Web services have always been sold as a way to share data among organizations: An enterprise can selectively open internal systems to customers, partners, and suppliers, automating transactions that once required human intervention. While most businesses have so far steered clear, keeping Web services tucked safely behind the firewall, the growth of service-oriented architecture and the emergence of Web 2.0 look set to change that.
Will the rewards be worth the risks of exposing internal services to the Web? It's not helping that interoperability woes are exacerbated by the immaturity of SOA security standards. To lock down a large Web services network involving multiple enterprises, everyone must agree on technologies, even security policies: There's no use demanding that your employees use biometrics and physical tokens if a partner's staff accesses the system with weak passwords.
Before buying the elements of SOA security, do your homework, because the market is in flux. On balance, the movement we're seeing is good news for IT because it means more choices and potentially fewer vendors to deal with. But it also makes buying decisions a lot more complex.

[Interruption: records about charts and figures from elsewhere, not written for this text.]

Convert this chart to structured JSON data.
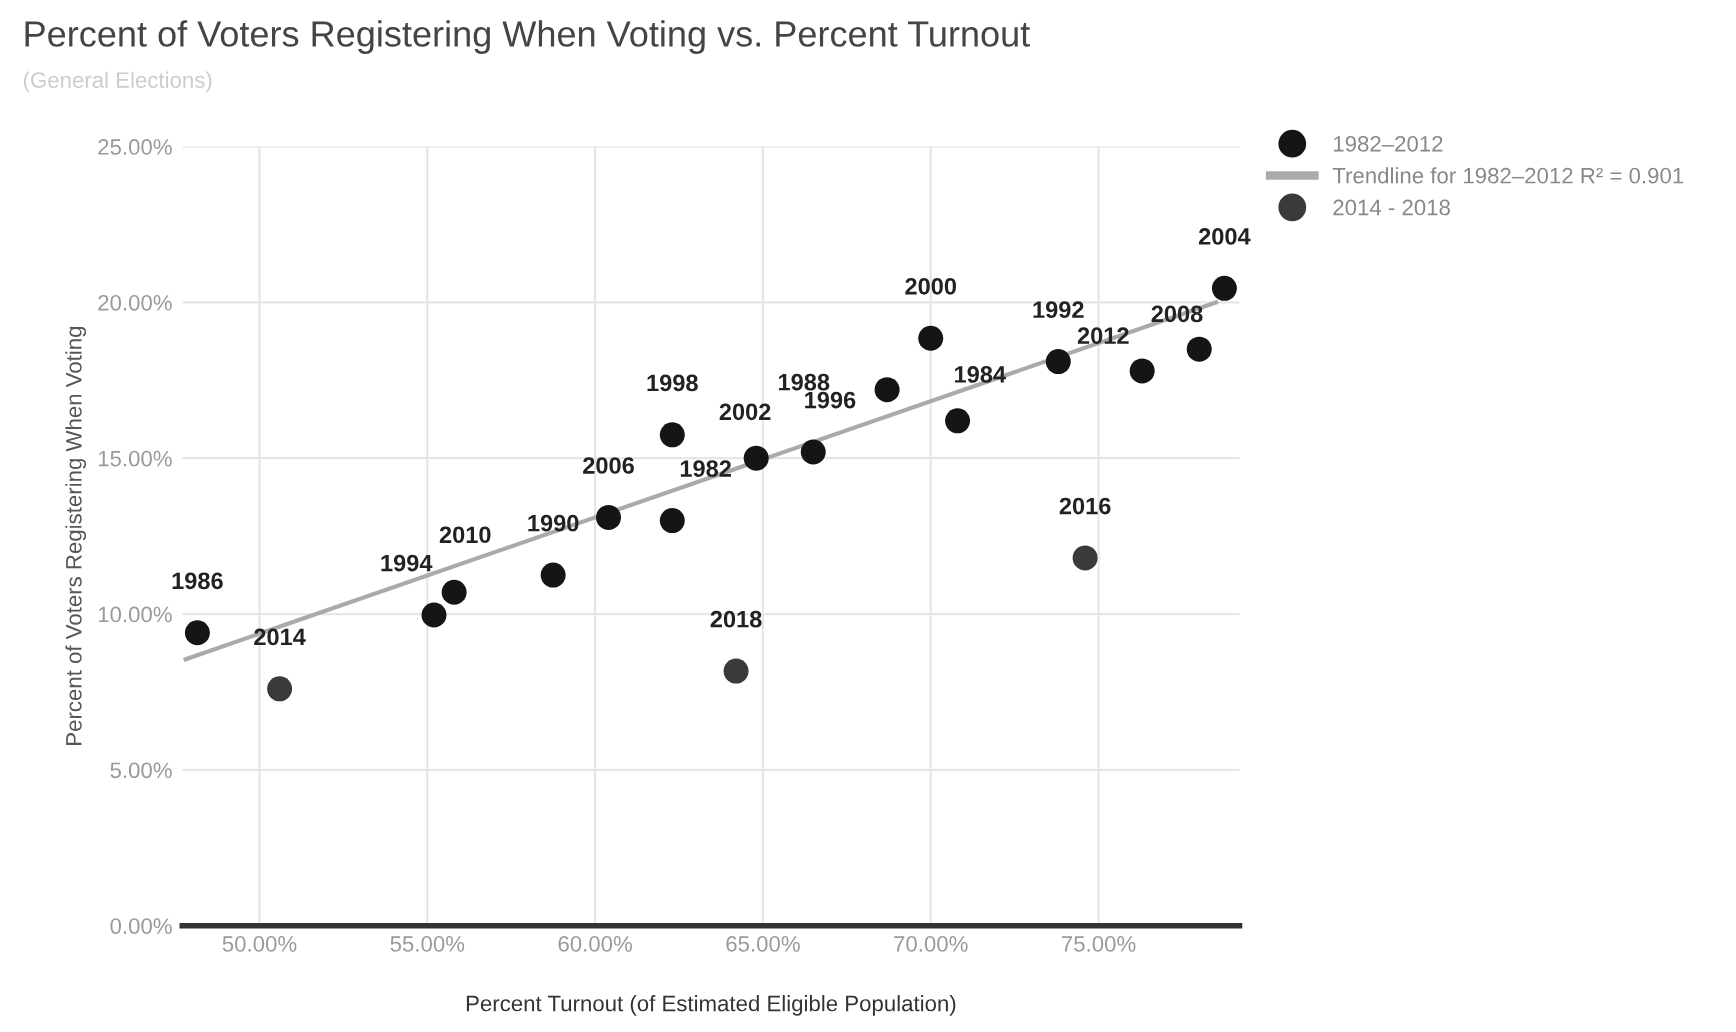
{
  "chart_data": {
    "type": "scatter",
    "title": "Percent of Voters Registering When Voting vs. Percent Turnout",
    "subtitle": "(General Elections)",
    "xlabel": "Percent Turnout (of Estimated Eligible Population)",
    "ylabel": "Percent of Voters Registering When Voting",
    "series": [
      {
        "name": "1982–2012",
        "color": "#151515",
        "x": [
          48.15,
          55.2,
          55.8,
          58.75,
          60.4,
          62.3,
          62.3,
          64.8,
          66.5,
          68.7,
          70.0,
          70.8,
          73.8,
          76.3,
          78.0,
          78.75
        ],
        "values": [
          9.4,
          9.97,
          10.7,
          11.25,
          13.1,
          13.0,
          15.75,
          15.0,
          15.2,
          17.2,
          18.85,
          16.2,
          18.1,
          17.8,
          18.5,
          20.45
        ]
      },
      {
        "name": "Trendline for 1982–2012 R² = 0.901",
        "type": "line",
        "marker": "none",
        "color": "#aaaaaa",
        "x": [
          47.8,
          78.5
        ],
        "values": [
          8.55,
          20.0
        ]
      },
      {
        "name": "2014 - 2018",
        "color": "#3a3a3a",
        "x": [
          50.6,
          74.6,
          64.2
        ],
        "values": [
          7.6,
          11.8,
          8.17
        ]
      }
    ],
    "annotations": [
      {
        "text": "1986",
        "x": 48.15,
        "y": 9.4
      },
      {
        "text": "2014",
        "x": 50.6,
        "y": 7.6
      },
      {
        "text": "1994",
        "x": 55.2,
        "y": 9.97
      },
      {
        "text": "2010",
        "x": 55.8,
        "y": 10.7
      },
      {
        "text": "1990",
        "x": 58.75,
        "y": 11.25
      },
      {
        "text": "2006",
        "x": 60.4,
        "y": 13.1
      },
      {
        "text": "1982",
        "x": 62.3,
        "y": 13.0
      },
      {
        "text": "1998",
        "x": 62.3,
        "y": 15.75
      },
      {
        "text": "2018",
        "x": 64.2,
        "y": 8.17
      },
      {
        "text": "2002",
        "x": 64.8,
        "y": 15.0
      },
      {
        "text": "1996",
        "x": 66.5,
        "y": 15.2
      },
      {
        "text": "1988",
        "x": 68.7,
        "y": 17.2
      },
      {
        "text": "2000",
        "x": 70.0,
        "y": 18.85
      },
      {
        "text": "1984",
        "x": 70.8,
        "y": 16.2
      },
      {
        "text": "1992",
        "x": 73.8,
        "y": 18.1
      },
      {
        "text": "2016",
        "x": 74.6,
        "y": 11.8
      },
      {
        "text": "2012",
        "x": 76.3,
        "y": 17.8
      },
      {
        "text": "2008",
        "x": 78.0,
        "y": 18.5
      },
      {
        "text": "2004",
        "x": 78.75,
        "y": 20.45
      }
    ],
    "xlim": [
      47.7,
      79.2
    ],
    "ylim": [
      0,
      25
    ],
    "xticks": [
      {
        "value": 50,
        "label": "50.00%"
      },
      {
        "value": 55,
        "label": "55.00%"
      },
      {
        "value": 60,
        "label": "60.00%"
      },
      {
        "value": 65,
        "label": "65.00%"
      },
      {
        "value": 70,
        "label": "70.00%"
      },
      {
        "value": 75,
        "label": "75.00%"
      }
    ],
    "yticks": [
      {
        "value": 0,
        "label": "0.00%"
      },
      {
        "value": 5,
        "label": "5.00%"
      },
      {
        "value": 10,
        "label": "10.00%"
      },
      {
        "value": 15,
        "label": "15.00%"
      },
      {
        "value": 20,
        "label": "20.00%"
      },
      {
        "value": 25,
        "label": "25.00%"
      }
    ],
    "grid": true,
    "legend": "top right",
    "marker": "circle"
  }
}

For example, Web services exposed to the Internet need XML firewalls, also known as SOA security gateways. However, this product category is disappearing thanks to ongoing SOA consolidation.
Meanwhile, with XML firewall functionality rolled into everything from management platforms to core switches, what kind of product to use--even basic decisions such as whether to use hardware or software--will depend on the scale and predicted growth of each enterprise's Web services, as well as any existing SOA infrastructure. Virtualization adds yet another twist.